I want to share with you my 5 favorite environmental documentaries, in case you want to learn a little more about the issues I spoke about above. I highly recommend taking some time and watching them, I listed the documentaries below with the videos for you to watch. If I couldn’t inspire you to start making a difference, these documentaries definitely can!
1. RACING EXTINCTION
Oscar®-winner Louie Psihoyos (The Cove) assembles a team of artists and activists intent on showing the world never-before-seen images that expose issues of endangered species and mass extinction.
2. BEFORE THE FLOOD
Academy Award winning filmmaker Fisher Stevens and Academy Award winning actor, environmental activist, and U.N. Messenger of Peace Leonardo DiCaprio take a look at how climate change affects our environment and what society can do to prevent the demise of endangered species, ecosystems and native communities across the planet.

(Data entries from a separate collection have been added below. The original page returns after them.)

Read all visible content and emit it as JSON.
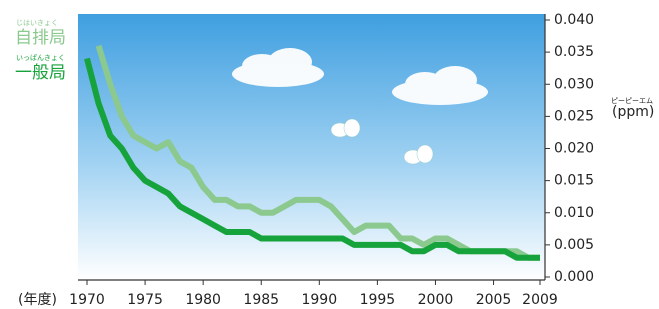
{
  "chart_data": {
    "type": "line",
    "x_label": "(年度)",
    "y_unit": "(ppm)",
    "y_unit_ruby": "ピーピーエム",
    "x": [
      1970,
      1971,
      1972,
      1973,
      1974,
      1975,
      1976,
      1977,
      1978,
      1979,
      1980,
      1981,
      1982,
      1983,
      1984,
      1985,
      1986,
      1987,
      1988,
      1989,
      1990,
      1991,
      1992,
      1993,
      1994,
      1995,
      1996,
      1997,
      1998,
      1999,
      2000,
      2001,
      2002,
      2003,
      2004,
      2005,
      2006,
      2007,
      2008,
      2009
    ],
    "series": [
      {
        "name": "自排局",
        "ruby": "じはいきょく",
        "color": "#8bc98e",
        "values": [
          null,
          0.036,
          0.03,
          0.025,
          0.022,
          0.021,
          0.02,
          0.021,
          0.018,
          0.017,
          0.014,
          0.012,
          0.012,
          0.011,
          0.011,
          0.01,
          0.01,
          0.011,
          0.012,
          0.012,
          0.012,
          0.011,
          0.009,
          0.007,
          0.008,
          0.008,
          0.008,
          0.006,
          0.006,
          0.005,
          0.006,
          0.006,
          0.005,
          0.004,
          0.004,
          0.004,
          0.004,
          0.004,
          0.003,
          0.003
        ]
      },
      {
        "name": "一般局",
        "ruby": "いっぱんきょく",
        "color": "#17a33c",
        "values": [
          0.034,
          0.027,
          0.022,
          0.02,
          0.017,
          0.015,
          0.014,
          0.013,
          0.011,
          0.01,
          0.009,
          0.008,
          0.007,
          0.007,
          0.007,
          0.006,
          0.006,
          0.006,
          0.006,
          0.006,
          0.006,
          0.006,
          0.006,
          0.005,
          0.005,
          0.005,
          0.005,
          0.005,
          0.004,
          0.004,
          0.005,
          0.005,
          0.004,
          0.004,
          0.004,
          0.004,
          0.004,
          0.003,
          0.003,
          0.003
        ]
      }
    ],
    "xlim": [
      1970,
      2009
    ],
    "xticks": [
      1970,
      1975,
      1980,
      1985,
      1990,
      1995,
      2000,
      2005,
      2009
    ],
    "ylim": [
      0,
      0.04
    ],
    "yticks": [
      {
        "value": 0,
        "label": "0.000"
      },
      {
        "value": 0.005,
        "label": "0.005"
      },
      {
        "value": 0.01,
        "label": "0.010"
      },
      {
        "value": 0.015,
        "label": "0.015"
      },
      {
        "value": 0.02,
        "label": "0.020"
      },
      {
        "value": 0.025,
        "label": "0.025"
      },
      {
        "value": 0.03,
        "label": "0.030"
      },
      {
        "value": 0.035,
        "label": "0.035"
      },
      {
        "value": 0.04,
        "label": "0.040"
      }
    ]
  }
}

This groundbreaking feature-length environmental documentary follows intrepid filmmaker Kip Andersen as he uncovers the most destructive industry facing the planet today, animal agriculture – and investigates why the world’s leading environmental organizations are too afraid to talk about it.
4. CHASING ICE
Chasing Ice is the story of acclaimed environmental photographer James Balog’s mission to change the tide of history by gathering undeniable evidence of our changing planet. Within months of that first trip to Iceland, the photographer conceived the boldest expedition of his life: The Extreme Ice Survey. With a band of young adventurers in tow, Balog began deploying revolutionary time-lapse cameras across the brutal Arctic to capture a multi-year record of the world’s changing glaciers and the affects on our environment.
5. PLASTIC PARADISE: THE GREAT PACIFIC GARBAGE PATCH
Angela Sun’s journey of discovery to one of the most remote places on Earth, Midway Atoll, to uncover the truth behind the mystery of the Great Pacific Garbage Patch. Along the way she encounters scientists, industry, legislators and activists who shed light on what our society’s vast consumption of disposable plastic is doing to our oceans, and what it may be doing to our health.